Сейчас я стою на пороге перехода в другую жизнь, в вечную, готовлюсь к этому переходу и разбираюсь со своей земной жизнью. Вы это могли заметить, мои дорогие читатели, я и вас втягиваю в эти разборки.
Я помню мир совсем другим. Я хочу немного рассказать о мире моего детства. Я уже рассказывала об этом, мне кажется, пост назывался «Мелодии моего детства». Но я хочу его коротко повторить. В детстве я жила в Днепропетровске. Рано утром к нам во двор заходил угольщик и пел глубоким басом: «Голля, голля, голля». Он имел в виду уголья. Он торговал древесным углем для утюгов, тогда были такие утюги, в которые насыпали горящий древесный уголь. После него приходил жестянщик и протяжно пел высоким голосом: «Паять, починять вёдра, кастрюли!». Затем приходил стекольщик, его песенку я забыла.
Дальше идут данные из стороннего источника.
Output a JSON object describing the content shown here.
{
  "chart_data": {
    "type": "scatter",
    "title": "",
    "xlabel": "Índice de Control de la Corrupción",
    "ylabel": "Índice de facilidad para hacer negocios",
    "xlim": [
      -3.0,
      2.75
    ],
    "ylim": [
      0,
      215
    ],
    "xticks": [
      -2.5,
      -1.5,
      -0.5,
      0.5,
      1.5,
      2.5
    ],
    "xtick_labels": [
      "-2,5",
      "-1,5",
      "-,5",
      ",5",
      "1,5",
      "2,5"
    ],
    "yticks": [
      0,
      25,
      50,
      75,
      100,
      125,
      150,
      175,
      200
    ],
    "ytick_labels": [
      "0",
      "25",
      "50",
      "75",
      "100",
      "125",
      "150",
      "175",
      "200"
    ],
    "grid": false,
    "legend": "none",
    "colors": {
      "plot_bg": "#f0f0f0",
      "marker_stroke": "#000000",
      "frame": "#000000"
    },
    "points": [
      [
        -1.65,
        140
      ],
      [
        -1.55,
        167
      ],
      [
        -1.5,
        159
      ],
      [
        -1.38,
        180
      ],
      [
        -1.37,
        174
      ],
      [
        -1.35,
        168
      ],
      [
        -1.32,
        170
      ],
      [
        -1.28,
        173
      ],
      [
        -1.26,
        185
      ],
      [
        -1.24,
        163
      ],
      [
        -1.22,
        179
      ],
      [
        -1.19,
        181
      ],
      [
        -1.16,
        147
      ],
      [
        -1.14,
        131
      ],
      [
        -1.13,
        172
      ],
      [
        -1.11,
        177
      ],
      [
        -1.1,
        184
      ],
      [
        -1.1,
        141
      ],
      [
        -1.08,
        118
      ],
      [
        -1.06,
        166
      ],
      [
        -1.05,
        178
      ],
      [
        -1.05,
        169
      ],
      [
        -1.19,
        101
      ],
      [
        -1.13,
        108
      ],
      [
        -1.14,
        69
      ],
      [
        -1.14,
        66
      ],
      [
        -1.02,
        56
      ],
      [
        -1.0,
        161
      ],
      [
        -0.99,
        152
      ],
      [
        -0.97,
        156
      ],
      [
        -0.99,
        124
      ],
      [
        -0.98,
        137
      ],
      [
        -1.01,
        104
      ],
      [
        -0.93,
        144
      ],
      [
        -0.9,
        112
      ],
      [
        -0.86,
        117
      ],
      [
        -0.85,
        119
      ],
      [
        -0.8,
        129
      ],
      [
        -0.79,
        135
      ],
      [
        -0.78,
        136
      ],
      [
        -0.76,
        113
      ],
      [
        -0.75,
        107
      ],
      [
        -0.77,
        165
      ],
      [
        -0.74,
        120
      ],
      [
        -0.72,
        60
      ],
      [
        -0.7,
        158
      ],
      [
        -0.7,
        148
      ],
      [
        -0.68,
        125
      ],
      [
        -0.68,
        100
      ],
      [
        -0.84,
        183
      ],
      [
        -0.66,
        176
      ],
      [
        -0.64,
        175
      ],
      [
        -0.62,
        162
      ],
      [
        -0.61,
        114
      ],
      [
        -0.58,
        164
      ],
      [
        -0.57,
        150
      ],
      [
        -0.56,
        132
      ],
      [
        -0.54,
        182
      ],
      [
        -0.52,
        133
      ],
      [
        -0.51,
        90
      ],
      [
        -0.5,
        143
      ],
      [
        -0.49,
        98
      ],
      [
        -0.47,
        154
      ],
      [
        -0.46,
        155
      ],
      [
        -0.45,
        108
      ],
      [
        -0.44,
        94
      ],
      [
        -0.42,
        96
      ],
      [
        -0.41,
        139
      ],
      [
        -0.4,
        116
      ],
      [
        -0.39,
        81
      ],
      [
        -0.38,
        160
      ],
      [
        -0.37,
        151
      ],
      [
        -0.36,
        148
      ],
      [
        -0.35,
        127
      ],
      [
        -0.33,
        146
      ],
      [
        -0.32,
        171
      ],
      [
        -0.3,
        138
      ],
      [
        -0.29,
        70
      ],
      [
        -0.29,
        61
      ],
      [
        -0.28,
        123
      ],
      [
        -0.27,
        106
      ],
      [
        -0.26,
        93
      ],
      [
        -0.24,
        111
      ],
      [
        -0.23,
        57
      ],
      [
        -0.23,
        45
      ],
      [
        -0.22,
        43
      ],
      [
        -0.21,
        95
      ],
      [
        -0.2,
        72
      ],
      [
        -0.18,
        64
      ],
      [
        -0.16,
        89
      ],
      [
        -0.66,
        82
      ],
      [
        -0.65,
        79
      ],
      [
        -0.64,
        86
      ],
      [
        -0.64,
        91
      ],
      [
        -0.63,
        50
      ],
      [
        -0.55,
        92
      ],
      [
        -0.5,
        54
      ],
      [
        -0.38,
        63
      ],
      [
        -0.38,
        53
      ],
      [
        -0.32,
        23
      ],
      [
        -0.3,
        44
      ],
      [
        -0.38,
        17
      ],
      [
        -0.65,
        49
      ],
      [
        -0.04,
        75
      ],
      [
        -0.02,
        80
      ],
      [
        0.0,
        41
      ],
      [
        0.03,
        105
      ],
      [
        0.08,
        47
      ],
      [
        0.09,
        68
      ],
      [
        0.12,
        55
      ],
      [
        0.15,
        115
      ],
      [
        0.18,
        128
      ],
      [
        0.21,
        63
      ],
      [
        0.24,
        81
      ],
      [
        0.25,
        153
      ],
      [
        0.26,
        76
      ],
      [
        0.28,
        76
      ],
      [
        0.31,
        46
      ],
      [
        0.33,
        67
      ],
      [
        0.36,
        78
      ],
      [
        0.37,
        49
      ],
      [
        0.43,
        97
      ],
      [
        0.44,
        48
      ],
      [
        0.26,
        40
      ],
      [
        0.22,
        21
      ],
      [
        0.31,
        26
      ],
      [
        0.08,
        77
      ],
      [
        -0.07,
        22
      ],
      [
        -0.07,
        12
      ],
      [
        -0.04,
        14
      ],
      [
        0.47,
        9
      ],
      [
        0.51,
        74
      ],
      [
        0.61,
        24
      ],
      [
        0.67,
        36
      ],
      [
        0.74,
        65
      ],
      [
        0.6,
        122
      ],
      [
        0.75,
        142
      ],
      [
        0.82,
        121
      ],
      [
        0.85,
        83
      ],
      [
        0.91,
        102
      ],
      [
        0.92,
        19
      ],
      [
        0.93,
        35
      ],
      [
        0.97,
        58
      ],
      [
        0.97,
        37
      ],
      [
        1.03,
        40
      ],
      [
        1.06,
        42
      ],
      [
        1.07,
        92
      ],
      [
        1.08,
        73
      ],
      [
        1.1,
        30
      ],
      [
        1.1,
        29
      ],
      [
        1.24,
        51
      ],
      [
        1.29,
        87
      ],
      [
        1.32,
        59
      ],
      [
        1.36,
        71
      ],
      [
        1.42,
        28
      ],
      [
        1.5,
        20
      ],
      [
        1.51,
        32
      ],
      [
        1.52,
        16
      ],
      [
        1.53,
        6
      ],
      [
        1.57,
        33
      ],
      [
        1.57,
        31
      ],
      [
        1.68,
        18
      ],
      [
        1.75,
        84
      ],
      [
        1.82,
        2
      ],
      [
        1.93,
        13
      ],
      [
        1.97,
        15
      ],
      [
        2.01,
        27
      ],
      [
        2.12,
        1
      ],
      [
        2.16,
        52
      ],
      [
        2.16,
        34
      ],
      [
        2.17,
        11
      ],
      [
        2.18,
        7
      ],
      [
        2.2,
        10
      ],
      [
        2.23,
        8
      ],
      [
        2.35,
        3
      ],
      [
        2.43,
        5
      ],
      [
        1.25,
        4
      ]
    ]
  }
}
Потом приходил старьёвщик и пел: «Старьё берём, старьё берём…», к нему выбегали дети и приносили, что дома удалось ухватить, а он за это давал им конфеты. Потом приходил шарманщик. У его шарманки была одна песня: «Трансваль, Трансваль, страна моя, ты вся горишь в огне». В России почему-то остро переживали англо-бурскую войну, конечно, были на стороне буров. Эта песня запала мне в душу, и когда Советский Союз стал разваливаться, на окраинах страны начались локальные войны, и я пела про себя «Трансваль, Трансваль, страна моя, ты вся горишь в огне», и глотала слёзы. Теперь нет ни угольщиков, ни бродячих жестянщиков, ни стекольщиков, ни старьёвщиков, ни шарманщиков.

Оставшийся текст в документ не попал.